Secondo i criteri definiti dall’INPS, la retribuzione media imponibile viene determinata dividendo la retribuzione complessiva per le settimane di contribuzione e moltiplicando il risultato per il coefficiente 4,33.

Nel caso esaminato:

  • retribuzione complessiva: 20.000 euro;
  • settimane lavorate: 41;
  • retribuzione media di riferimento: 2.112,20 euro.

Poiché il valore supera la soglia di 1.456,72 euro, il calcolo avviene applicando:

  • il 75% su 1.456,72 euro, pari a 1.092,54 euro;
  • il 25% della quota eccedente (655,48 euro), pari a 163,87 euro.

L’importo lordo mensile della NASpI risulta quindi pari a 1.256,41 euro per i primi cinque mesi di fruizione.

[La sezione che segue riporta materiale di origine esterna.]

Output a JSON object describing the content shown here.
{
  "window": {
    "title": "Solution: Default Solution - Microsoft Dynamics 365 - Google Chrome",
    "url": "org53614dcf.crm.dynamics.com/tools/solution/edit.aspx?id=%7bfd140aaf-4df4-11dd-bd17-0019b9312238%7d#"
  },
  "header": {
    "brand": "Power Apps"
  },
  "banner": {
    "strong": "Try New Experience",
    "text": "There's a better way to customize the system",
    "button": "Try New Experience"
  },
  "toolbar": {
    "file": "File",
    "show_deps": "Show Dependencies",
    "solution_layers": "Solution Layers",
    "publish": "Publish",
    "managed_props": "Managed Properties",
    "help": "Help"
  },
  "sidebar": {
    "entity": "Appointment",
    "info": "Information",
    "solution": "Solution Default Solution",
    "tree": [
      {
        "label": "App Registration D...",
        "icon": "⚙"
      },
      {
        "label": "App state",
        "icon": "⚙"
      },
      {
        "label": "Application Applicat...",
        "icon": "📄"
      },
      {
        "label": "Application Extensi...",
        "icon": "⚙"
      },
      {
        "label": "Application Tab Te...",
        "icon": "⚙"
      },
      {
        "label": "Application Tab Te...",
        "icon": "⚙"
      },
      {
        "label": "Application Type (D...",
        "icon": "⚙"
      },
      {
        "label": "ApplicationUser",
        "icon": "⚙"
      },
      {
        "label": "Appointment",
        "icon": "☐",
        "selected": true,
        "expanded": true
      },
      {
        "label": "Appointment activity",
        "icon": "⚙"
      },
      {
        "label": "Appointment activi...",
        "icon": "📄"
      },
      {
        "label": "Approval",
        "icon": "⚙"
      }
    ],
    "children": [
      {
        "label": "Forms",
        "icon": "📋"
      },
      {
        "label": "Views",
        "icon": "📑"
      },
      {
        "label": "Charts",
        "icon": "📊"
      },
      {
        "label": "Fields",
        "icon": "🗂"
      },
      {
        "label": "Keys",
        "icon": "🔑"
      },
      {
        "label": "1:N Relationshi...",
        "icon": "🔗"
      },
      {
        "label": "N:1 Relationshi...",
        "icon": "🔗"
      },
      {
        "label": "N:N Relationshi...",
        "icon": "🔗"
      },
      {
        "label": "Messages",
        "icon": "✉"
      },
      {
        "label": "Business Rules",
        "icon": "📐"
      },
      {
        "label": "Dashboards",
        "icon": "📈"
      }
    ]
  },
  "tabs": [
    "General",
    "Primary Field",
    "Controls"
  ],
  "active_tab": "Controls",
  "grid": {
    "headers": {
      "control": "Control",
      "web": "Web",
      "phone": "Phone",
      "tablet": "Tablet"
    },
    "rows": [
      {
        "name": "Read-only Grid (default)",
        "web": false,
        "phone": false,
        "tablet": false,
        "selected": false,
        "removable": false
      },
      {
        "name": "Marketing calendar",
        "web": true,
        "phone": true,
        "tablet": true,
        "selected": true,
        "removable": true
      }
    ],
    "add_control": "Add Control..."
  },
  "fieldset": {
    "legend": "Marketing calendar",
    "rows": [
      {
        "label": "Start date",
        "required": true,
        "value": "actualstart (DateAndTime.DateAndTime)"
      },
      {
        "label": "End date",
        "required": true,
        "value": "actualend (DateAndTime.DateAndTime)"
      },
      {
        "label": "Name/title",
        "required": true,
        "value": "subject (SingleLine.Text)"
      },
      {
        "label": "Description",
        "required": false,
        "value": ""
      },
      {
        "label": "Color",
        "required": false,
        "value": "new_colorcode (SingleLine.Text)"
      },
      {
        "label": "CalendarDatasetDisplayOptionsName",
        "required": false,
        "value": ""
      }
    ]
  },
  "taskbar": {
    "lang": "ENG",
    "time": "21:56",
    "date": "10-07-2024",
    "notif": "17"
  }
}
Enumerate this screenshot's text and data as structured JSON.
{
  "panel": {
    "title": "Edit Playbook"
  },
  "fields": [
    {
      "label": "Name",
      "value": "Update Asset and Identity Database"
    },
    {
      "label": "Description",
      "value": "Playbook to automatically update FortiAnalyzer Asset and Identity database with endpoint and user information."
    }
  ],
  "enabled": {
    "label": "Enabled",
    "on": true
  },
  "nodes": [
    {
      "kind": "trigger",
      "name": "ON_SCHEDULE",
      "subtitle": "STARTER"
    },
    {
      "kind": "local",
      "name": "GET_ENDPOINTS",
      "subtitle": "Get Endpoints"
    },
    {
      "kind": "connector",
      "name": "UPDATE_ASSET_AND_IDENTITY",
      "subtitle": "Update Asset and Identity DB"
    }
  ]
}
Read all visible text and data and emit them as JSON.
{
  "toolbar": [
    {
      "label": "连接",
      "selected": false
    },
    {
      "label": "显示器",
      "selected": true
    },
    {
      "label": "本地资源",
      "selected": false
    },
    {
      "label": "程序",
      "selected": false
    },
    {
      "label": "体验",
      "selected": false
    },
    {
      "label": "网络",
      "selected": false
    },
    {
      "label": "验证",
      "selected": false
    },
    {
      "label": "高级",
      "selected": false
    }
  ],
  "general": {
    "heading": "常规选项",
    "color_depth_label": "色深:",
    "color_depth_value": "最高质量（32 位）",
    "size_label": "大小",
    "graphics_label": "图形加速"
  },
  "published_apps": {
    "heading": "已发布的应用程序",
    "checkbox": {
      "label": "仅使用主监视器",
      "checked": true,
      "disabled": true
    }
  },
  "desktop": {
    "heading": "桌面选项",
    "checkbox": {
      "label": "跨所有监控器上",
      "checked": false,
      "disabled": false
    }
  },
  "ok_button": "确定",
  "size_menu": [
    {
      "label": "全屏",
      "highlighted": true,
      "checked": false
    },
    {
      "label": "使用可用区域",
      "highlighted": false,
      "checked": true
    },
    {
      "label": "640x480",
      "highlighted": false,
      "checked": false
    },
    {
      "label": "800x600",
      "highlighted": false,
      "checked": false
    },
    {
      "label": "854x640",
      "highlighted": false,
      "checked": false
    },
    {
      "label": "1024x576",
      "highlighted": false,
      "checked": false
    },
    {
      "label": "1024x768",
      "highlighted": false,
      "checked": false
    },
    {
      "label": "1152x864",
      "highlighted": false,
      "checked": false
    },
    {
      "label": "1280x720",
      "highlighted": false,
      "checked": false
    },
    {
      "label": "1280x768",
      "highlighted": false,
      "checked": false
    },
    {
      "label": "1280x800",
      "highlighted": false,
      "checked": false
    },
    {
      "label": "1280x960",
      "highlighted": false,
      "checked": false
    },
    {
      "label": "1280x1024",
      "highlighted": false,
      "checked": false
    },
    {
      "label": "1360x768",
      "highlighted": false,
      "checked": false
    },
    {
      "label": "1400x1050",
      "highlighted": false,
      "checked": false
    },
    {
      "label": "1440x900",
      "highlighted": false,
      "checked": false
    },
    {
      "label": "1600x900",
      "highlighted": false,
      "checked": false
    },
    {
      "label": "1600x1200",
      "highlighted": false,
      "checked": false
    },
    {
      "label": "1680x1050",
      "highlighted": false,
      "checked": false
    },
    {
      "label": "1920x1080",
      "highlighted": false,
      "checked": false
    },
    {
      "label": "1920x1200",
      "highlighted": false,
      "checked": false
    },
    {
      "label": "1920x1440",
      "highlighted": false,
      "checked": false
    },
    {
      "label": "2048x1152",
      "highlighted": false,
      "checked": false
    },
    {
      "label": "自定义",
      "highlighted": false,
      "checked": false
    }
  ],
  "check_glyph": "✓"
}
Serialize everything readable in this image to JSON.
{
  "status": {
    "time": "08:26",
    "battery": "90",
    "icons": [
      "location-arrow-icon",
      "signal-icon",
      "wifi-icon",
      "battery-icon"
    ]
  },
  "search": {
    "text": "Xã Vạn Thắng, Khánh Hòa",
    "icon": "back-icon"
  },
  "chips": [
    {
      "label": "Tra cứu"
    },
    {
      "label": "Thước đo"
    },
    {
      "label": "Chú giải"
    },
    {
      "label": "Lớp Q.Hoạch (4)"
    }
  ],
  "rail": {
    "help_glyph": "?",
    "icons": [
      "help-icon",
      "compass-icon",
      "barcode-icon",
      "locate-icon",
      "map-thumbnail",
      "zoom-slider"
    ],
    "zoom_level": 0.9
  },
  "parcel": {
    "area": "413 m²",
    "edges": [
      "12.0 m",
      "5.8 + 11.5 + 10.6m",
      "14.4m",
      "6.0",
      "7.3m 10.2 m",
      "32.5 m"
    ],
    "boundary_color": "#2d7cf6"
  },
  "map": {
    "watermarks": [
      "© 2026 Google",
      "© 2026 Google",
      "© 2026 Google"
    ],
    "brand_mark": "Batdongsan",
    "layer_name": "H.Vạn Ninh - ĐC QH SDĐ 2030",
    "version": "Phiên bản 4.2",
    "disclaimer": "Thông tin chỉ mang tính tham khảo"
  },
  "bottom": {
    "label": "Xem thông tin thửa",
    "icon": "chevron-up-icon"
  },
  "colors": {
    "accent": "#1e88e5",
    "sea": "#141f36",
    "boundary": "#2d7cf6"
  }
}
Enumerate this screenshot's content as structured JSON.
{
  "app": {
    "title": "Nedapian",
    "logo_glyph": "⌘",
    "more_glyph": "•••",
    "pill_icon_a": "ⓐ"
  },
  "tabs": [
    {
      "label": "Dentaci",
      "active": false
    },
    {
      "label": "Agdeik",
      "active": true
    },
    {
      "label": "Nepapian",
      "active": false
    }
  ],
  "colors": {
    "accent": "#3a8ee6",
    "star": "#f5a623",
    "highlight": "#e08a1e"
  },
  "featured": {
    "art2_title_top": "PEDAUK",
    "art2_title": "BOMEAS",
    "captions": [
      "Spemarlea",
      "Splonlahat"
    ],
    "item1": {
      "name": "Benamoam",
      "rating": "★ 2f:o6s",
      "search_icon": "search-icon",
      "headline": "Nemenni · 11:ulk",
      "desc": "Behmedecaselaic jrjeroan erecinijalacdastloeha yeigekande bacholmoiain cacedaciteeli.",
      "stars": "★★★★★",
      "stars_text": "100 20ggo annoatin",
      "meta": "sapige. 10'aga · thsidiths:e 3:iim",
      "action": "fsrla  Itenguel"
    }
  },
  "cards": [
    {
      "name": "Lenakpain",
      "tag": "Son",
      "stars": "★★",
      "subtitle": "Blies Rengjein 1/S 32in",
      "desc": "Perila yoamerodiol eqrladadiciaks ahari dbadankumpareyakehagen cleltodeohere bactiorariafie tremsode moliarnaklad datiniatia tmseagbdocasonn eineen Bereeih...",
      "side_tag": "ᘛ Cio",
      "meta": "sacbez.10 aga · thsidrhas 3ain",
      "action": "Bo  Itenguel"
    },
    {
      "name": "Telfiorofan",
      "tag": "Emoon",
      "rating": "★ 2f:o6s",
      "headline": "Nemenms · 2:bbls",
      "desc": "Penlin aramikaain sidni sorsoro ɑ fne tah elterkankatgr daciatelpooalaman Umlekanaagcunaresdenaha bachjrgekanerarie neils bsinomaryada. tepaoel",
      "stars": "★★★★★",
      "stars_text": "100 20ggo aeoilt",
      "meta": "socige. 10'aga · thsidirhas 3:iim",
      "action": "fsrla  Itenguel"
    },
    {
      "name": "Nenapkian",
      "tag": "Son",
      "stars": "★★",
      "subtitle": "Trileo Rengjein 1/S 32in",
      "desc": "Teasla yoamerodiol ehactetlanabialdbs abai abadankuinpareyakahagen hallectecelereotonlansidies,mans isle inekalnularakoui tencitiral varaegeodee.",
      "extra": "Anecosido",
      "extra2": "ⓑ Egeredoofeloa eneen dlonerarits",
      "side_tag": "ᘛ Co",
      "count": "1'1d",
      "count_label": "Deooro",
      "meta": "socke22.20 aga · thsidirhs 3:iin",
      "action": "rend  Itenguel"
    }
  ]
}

Considerando le 41 settimane di contribuzione maturate, il docente avrebbe diritto a circa quattro mesi e mezzo di indennità prima dell’eventuale applicazione della riduzione progressiva prevista dalla normativa.

In sintesi

Con la scadenza delle supplenze del 30 giugno, migliaia di docenti precari possono accedere alla NASpI, purché il rapporto di lavoro sia terminato involontariamente e siano state maturate almeno 13 settimane di contributi negli ultimi quattro anni. La domanda deve essere presentata esclusivamente online all’INPS entro 68 giorni dalla cessazione del contratto. La durata della prestazione dipende dalla contribuzione maturata, mentre l’importo viene determinato sulla base della retribuzione media imponibile, con un tetto massimo di 1.584,70 euro mensili per il 2026.